Ahead of the event, we caught up with him to hear how he and his teams use AI for social listening, which you can hear more about live at the event.

How are you and your teams using AI today?

We’re mainly using it to process the massive amount of social listening data we handle. Instead of manually combing through millions of consumer conversations, AI helps us spot trends and sentiment shifts quickly. We also use it to pull together competitive intelligence and turn complex analytics into reports that merchants and executives can actually use. It’s really about getting from insight to action faster, not replacing strategic thinking.

What’s the best real-life application of AI you’ve seen in marketing?

Honestly, predictive trend spotting for retail. We can now catch what consumers are talking about four to six weeks before it shows up in search or sales data. We saw certain beauty ingredients gaining traction in conversations way before they became mainstream requests. That head start is huge for planning what actually ends up on shelves when people want it.

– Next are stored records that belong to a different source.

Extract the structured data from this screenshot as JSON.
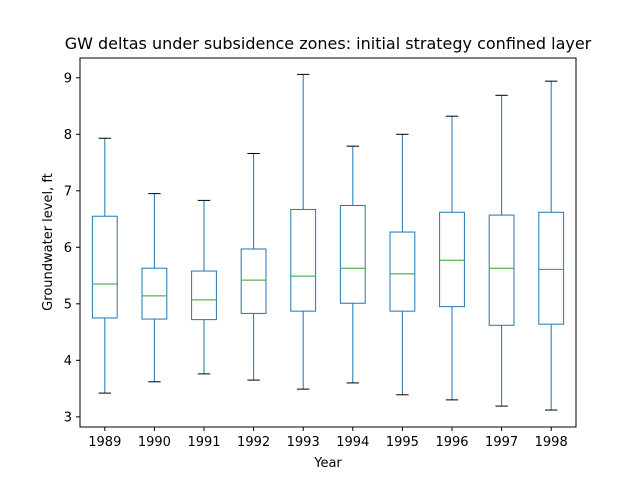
{
  "chart_data": {
    "type": "box",
    "title": "GW deltas under subsidence zones: initial strategy confined layer",
    "xlabel": "Year",
    "ylabel": "Groundwater level, ft",
    "ylim": [
      2.82,
      9.35
    ],
    "yticks": [
      3,
      4,
      5,
      6,
      7,
      8,
      9
    ],
    "grid": false,
    "box_color": "#1f77b4",
    "median_color": "#2ca02c",
    "whisker_color": "#1f77b4",
    "cap_color": "#000000",
    "categories": [
      "1989",
      "1990",
      "1991",
      "1992",
      "1993",
      "1994",
      "1995",
      "1996",
      "1997",
      "1998"
    ],
    "boxes": [
      {
        "year": "1989",
        "min": 3.42,
        "q1": 4.75,
        "median": 5.35,
        "q3": 6.55,
        "max": 7.93
      },
      {
        "year": "1990",
        "min": 3.62,
        "q1": 4.73,
        "median": 5.14,
        "q3": 5.63,
        "max": 6.95
      },
      {
        "year": "1991",
        "min": 3.76,
        "q1": 4.72,
        "median": 5.07,
        "q3": 5.58,
        "max": 6.83
      },
      {
        "year": "1992",
        "min": 3.65,
        "q1": 4.83,
        "median": 5.42,
        "q3": 5.97,
        "max": 7.66
      },
      {
        "year": "1993",
        "min": 3.49,
        "q1": 4.87,
        "median": 5.49,
        "q3": 6.67,
        "max": 9.06
      },
      {
        "year": "1994",
        "min": 3.6,
        "q1": 5.01,
        "median": 5.63,
        "q3": 6.74,
        "max": 7.79
      },
      {
        "year": "1995",
        "min": 3.39,
        "q1": 4.87,
        "median": 5.53,
        "q3": 6.27,
        "max": 8.0
      },
      {
        "year": "1996",
        "min": 3.3,
        "q1": 4.95,
        "median": 5.77,
        "q3": 6.62,
        "max": 8.32
      },
      {
        "year": "1997",
        "min": 3.19,
        "q1": 4.62,
        "median": 5.63,
        "q3": 6.57,
        "max": 8.69
      },
      {
        "year": "1998",
        "min": 3.12,
        "q1": 4.64,
        "median": 5.61,
        "q3": 6.62,
        "max": 8.94
      }
    ]
  }
}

Which AI applications are most promising? Which ones are least promising?

Most promising is anything that cuts through information overload. Tools that can take consumer reviews, social chatter, and research reports and actually tell you what matters. Personalization at scale is exciting, too.

Least promising? AI-generated creative that tries to replace human storytelling. We’ve tested it, and it still misses the cultural nuance and emotional connection. And I’m skeptical of anything claiming it can replace strategy. AI informs decisions, but the judgment still needs human context.

What role should the advertising industry play in AI risks, ethics, and regulations?

We can’t just wait around for regulations. We need our own standards, especially around transparency in how we use AI for targeting and insights. The bigger issue is making sure we’re not baking existing biases into our recommendations, particularly when they affect diverse communities.

For us, that means being upfront about when AI is involved, keeping humans in the loop on big decisions, and setting our own guardrails now. The brands that do this right will earn more consumer trust, which honestly is just good business.